アストラゼネカ 薬価収載を経て世界に先駆けてイレッサ®発売

アストラゼネカ株式会社(本社:大阪市北区、代表取締役社長:マーティン・ライト)は、本日、薬価基準に収載と同時にイレッサ®(一般名: ゲフィチニブ、効能・効果: 手術不能又は再発非小細胞肺癌)を世界に先駆けて発売しました。当社は、イレッサ®の大きな医療上のニーズと患者、医師双方からの強い要請に対応するため、特定療養費制度にもとづき、7月中旬よりイレッサ®の供給をすでに開始しておりましたが、本日より保険適用されます。

イレッサ®(1日1回経口投与)は従来の抗がん剤とは異なる新しいタイプの分子標的治療剤の1つで、世界で最初に承認された選択的なEGFR-TKI(上皮成長因子受容体チロシンキナーゼ阻害剤)です。イレッサ®はがん治療の最前線を行く分子標的治療剤として非小細胞肺がん治療の選択肢を広げる薬剤であると期待されています。イレッサ®の最初の適応がん種は非小細胞肺がんですが、アストラゼネカは世界中で適応拡大の開発をおこなっており、現在、頭頸部がん、大腸がん、乳がんを含むさまざまな固形がんの第2相臨床試験を実施中です。

日本における申請は世界中の約400人の患者を対象にした2つの第II相臨床試験のデータにもとづいておこなわれました。このデータは化学療法による前治療で効果が認められなかった進行非小細胞肺がん患者において、イレッサ1日1回250mg単剤投与にて腫瘍の縮小あるいは病勢安定をもたらし、疾患に伴う自覚症状の改善が見られたというものです。

がんによる死亡は年々増える一方で、1981年以降、21年連続で日本人の死因の第1位です。2001年には30万586人が、がんで死亡しています(全死亡者数は97万313人)。 また、肺がんは1998年からがんによる死因のトップとなり、2001年にはおよそ5万5千人が肺がんで死亡しており、今後も増え続けると予想されます。

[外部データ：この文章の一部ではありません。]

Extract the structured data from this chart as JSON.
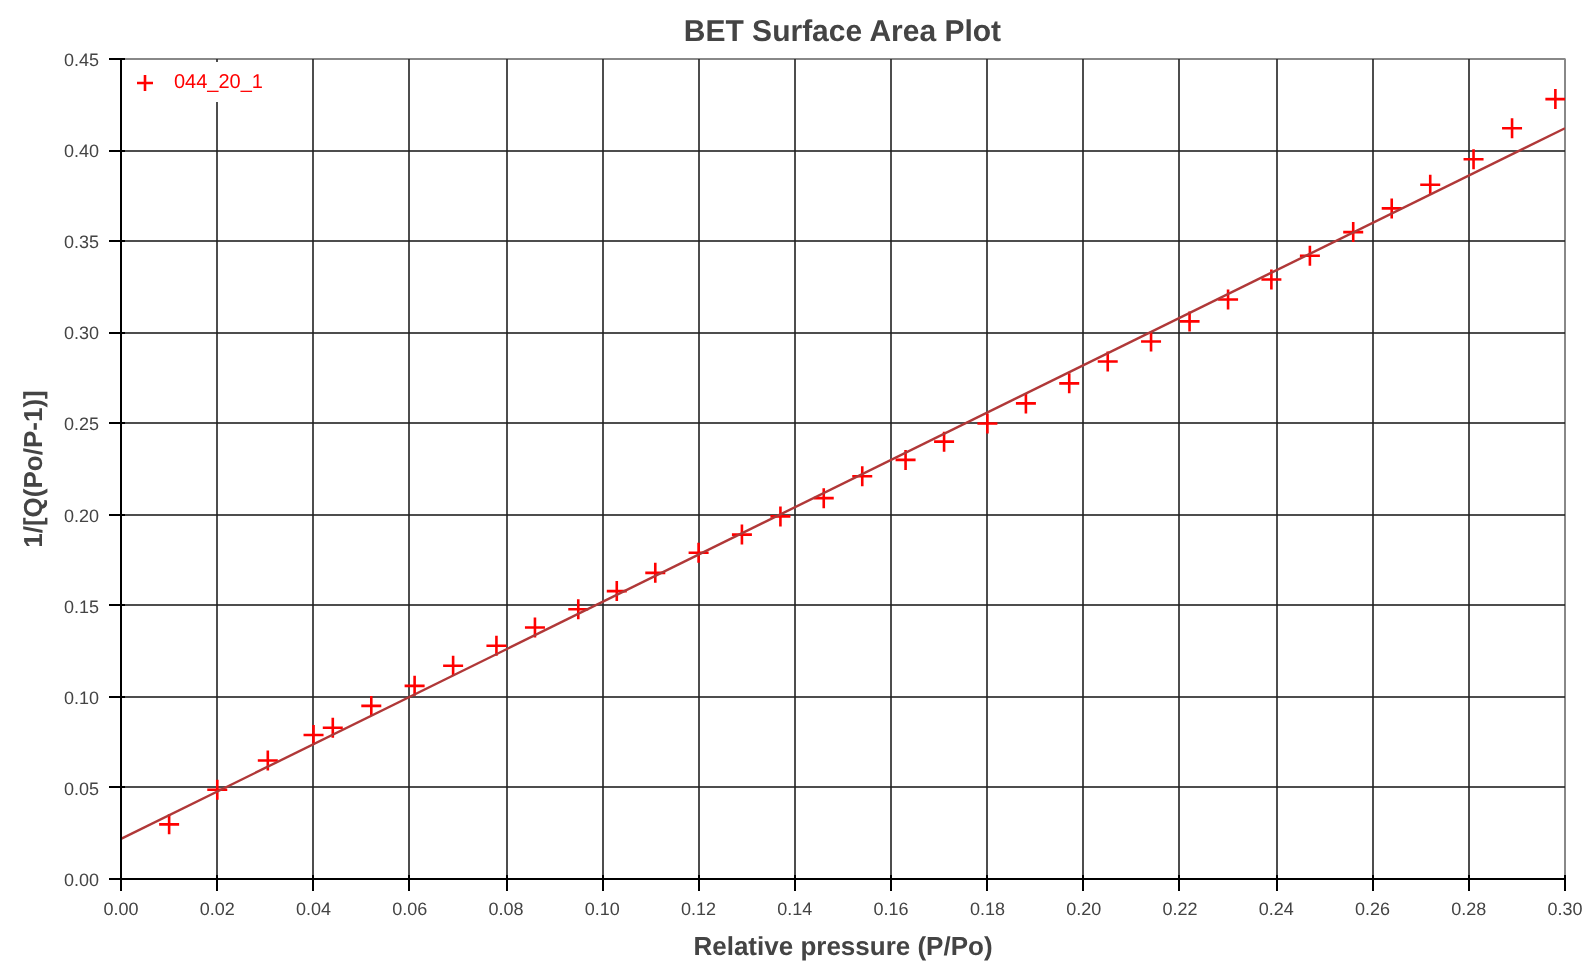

アストラゼネカは、イレッサ®が非小細胞肺がん患者さんに症状改善や病勢安定をもたらし、QOLの向上に貢献できると確信しております。

表1

製品特性
進行非小細胞肺癌患者(化学療法による既治療例)におけるイレッサ®の特性

1. はじめてのEGFRチロシンキナーゼ阻害剤(EGFR-TKI)
2. 病勢コントロール*率は54.4%(56/103例)、奏効率は18.4%(19/103例)※1
*:disease control(CR+PR+SD)
3. 自覚症状改善率は40.3%(27/67例)で、症状改善までの期間は8日(中央値)※1
4. 1日1回1錠の経口投与
5. 第II相国際共同臨床試験での日本人における副作用発現率は98.0%(50/51例)※1
主な副作用は、発疹32例(62.7 %)、下痢25例(49.0 %)、そう痒症25例(49.0 %)、皮膚乾燥17例(33.3 %)等でした。(承認時)第II相国際共同臨床試験での外国人における副作用発現率は73.1%(38/52例)※1
主な副作用は、発疹16例(30.8 %)、下痢16例(30.8 %)、皮膚乾燥11例(21.2 %)、ざ瘡9例(17.3 %)等でした。(承認時)米国第II相臨床試験での副作用発現率は72.5%(74/102例)※2
主な副作用は、下痢49例(48.0%)、発疹44例(43.1%)、ざ瘡25例(24.5%)、皮膚乾燥13例(12.7%)等でした。

重大な副作用として、重度の下痢、脱水を伴う下痢、中毒性表皮壊死融解症※3、多形紅斑※3、肝機能障害、間質性肺炎があらわれることがあります。